Start by creating a security group to allow outbound traffic. Note that this security group’s egress rules are overly permissive, but this is ok because the spoke workload is an ephemeral resource that only exists to verify network connectivity. In order for SSM access to work though, you must at least enable port 443:

sg = aws.ec2.SecurityGroup(
    f"{name}-instance-sg",
    aws.ec2.SecurityGroupArgs(
        description="Allow all outbound traffic",
        vpc_id=args.spoke_vpc_id,
        egress=[
            aws.ec2.SecurityGroupEgressArgs(
                cidr_blocks=["0.0.0.0/0"],
                description="Allow everything",
                protocol="-1",
                from_port=0,
                to_port=0
            ),
        ]
    ),
    opts=pulumi.ResourceOptions(
        parent=self
    ),
)

In addition to the security group which provides the necessary network access, you will also need to assign an EC2 instance role in order to complete the prerequisites for Systems Manager access to an EC2 instance which you’ll create shortly:

ec2_role = aws.iam.Role(
    f"{name}-instance-role",
    aws.iam.RoleArgs(
        assume_role_policy=json.dumps({
            "Version": "2012-10-17",
            "Statement": {
                "Effect": "Allow",
                "Principal": {
                    "Service": "ec2.amazonaws.com",
                },
                "Action": "sts:AssumeRole",
            },
        })
    )
)

aws.iam.RolePolicyAttachment(
    f"{name}-role-policy-attachment",
    aws.iam.RolePolicyAttachmentArgs(
        role=ec2_role.name,
        policy_arn="arn:aws:iam::aws:policy/AmazonSSMManagedInstanceCore"
    )
)

instance_profile = aws.iam.InstanceProfile(
    f"{name}-instance-profile",
    aws.iam.InstanceProfileArgs(
        role=ec2_role.name,
    )
)

Finally, create an EC2 instance with the instance profile you created:

aws.ec2.Instance(
    f"{name}-instance",
    aws.ec2.InstanceArgs(
        ami=amazon_linux_2.id,
        instance_type="t3.micro",
        vpc_security_group_ids=[sg.id],
        subnet_id=args.spoke_instance_subnet_id,
        tags={
            "Name": f"{name}-instance",
        },
        iam_instance_profile=instance_profile.name,
    ),
    opts=pulumi.ResourceOptions(
        parent=self
    ),
)

Instantiate the workload in __main__.py:

spoke1_workload = SpokeWorkload(
    "spoke1",
    SpokeWorkloadArgs(
        spoke_instance_subnet_id=spoke1_vpc.workload_subnet_ids[0],
        spoke_vpc_id=spoke1_vpc.vpc.vpc_id,
    )
)

And deploy:

pulumi up

Now you have a workload with which you can verify that centralized egress is working!
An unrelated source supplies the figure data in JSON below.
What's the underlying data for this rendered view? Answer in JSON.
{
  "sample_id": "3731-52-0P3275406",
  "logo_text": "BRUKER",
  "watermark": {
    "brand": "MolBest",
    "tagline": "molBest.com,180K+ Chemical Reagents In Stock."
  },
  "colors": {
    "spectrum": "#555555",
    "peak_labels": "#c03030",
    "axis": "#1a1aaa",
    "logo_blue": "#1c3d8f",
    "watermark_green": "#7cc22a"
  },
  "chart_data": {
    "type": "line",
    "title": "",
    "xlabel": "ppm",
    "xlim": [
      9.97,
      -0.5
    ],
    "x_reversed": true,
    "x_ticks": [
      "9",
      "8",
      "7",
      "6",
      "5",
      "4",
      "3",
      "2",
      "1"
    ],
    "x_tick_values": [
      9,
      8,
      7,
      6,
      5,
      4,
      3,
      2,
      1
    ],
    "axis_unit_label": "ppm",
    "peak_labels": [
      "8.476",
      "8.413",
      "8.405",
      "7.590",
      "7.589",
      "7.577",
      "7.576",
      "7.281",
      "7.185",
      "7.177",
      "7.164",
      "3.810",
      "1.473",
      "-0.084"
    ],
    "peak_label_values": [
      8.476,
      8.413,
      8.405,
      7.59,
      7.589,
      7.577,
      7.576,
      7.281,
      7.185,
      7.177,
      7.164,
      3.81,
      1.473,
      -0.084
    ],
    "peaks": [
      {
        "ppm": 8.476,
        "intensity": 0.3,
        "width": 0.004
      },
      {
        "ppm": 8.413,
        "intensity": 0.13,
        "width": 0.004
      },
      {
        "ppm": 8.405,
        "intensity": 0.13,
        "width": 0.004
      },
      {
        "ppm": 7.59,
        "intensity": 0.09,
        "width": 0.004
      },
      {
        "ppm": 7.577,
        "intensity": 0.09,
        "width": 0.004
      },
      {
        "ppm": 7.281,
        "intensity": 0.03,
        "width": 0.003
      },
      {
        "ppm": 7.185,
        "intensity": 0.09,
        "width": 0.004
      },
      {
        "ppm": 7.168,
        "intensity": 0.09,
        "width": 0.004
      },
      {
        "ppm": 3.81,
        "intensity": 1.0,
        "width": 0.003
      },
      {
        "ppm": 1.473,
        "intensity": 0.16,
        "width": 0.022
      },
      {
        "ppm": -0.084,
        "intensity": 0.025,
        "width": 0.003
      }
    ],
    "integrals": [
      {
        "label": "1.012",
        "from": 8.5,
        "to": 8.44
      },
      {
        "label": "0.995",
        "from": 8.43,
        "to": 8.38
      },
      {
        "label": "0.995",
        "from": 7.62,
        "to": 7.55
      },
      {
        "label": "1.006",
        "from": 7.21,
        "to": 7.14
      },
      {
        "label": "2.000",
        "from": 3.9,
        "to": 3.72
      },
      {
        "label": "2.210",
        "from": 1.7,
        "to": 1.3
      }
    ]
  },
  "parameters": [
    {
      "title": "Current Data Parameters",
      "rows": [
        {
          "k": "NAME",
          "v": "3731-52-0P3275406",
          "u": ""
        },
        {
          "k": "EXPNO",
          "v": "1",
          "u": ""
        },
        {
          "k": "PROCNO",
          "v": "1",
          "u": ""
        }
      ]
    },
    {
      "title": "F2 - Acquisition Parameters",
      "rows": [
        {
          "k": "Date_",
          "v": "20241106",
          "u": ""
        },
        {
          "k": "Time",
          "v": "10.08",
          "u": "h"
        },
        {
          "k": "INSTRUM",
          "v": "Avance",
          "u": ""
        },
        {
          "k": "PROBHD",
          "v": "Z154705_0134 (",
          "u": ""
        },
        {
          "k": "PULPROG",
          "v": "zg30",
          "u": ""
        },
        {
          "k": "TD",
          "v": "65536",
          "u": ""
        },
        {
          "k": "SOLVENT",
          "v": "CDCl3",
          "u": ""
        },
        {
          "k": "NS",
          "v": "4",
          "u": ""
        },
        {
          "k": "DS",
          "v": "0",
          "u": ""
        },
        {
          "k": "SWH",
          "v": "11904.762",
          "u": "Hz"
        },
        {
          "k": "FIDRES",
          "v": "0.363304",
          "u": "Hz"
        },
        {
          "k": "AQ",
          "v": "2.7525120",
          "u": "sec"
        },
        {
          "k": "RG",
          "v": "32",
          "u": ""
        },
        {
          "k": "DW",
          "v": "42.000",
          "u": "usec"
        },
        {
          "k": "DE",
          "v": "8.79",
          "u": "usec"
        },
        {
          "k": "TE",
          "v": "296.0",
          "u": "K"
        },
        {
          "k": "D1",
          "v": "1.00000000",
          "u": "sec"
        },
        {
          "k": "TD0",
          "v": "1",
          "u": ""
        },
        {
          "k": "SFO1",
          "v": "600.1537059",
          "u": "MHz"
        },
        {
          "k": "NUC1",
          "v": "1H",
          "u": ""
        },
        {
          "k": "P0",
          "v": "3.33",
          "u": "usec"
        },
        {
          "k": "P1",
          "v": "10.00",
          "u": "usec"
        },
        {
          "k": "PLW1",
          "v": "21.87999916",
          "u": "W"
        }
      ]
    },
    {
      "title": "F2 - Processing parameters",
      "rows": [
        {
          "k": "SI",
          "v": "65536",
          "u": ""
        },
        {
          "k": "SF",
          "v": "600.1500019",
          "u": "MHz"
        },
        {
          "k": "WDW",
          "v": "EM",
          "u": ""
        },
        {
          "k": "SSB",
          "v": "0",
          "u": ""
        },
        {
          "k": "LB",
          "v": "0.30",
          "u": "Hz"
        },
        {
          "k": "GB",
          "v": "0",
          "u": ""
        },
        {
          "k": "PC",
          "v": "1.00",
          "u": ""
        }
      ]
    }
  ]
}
Testing Centralized Egress

You can now test that centralized egress is working as expected. First, log into the AWS console and go the EC2 service homepage. Find your instance in the list of EC2 instances:

First, take note of the NAT gateway IP address which you included as a Pulumi stack output:

Screenshot of Pulumi CLI output with the IP address of a NAT gateway as a stack output

Then, in the AWS console, locate an instance running in a spoke VPC which you created as part of the workload component resource, and select Connect from the drop-down menu:

Screenshot of the AWS EC2 console listing instances with an instance selected and the Connect menu item selected

Connect to the instance to start an SSH session (note that the IAM principal must have permissions to perform SSM Systems Manager actions in order to connect):

AWS EC2 connect dialog

Finally, verify your public IP address from the host in the spoke VPC:

AWS EC2 Systems Manager SSH session with a cURL command

If your public IP address for the instance in the spoke VPC matches the public IP address of the NAT gateway in the inspection VPC, you’ve successfully verified that centralized egress is working!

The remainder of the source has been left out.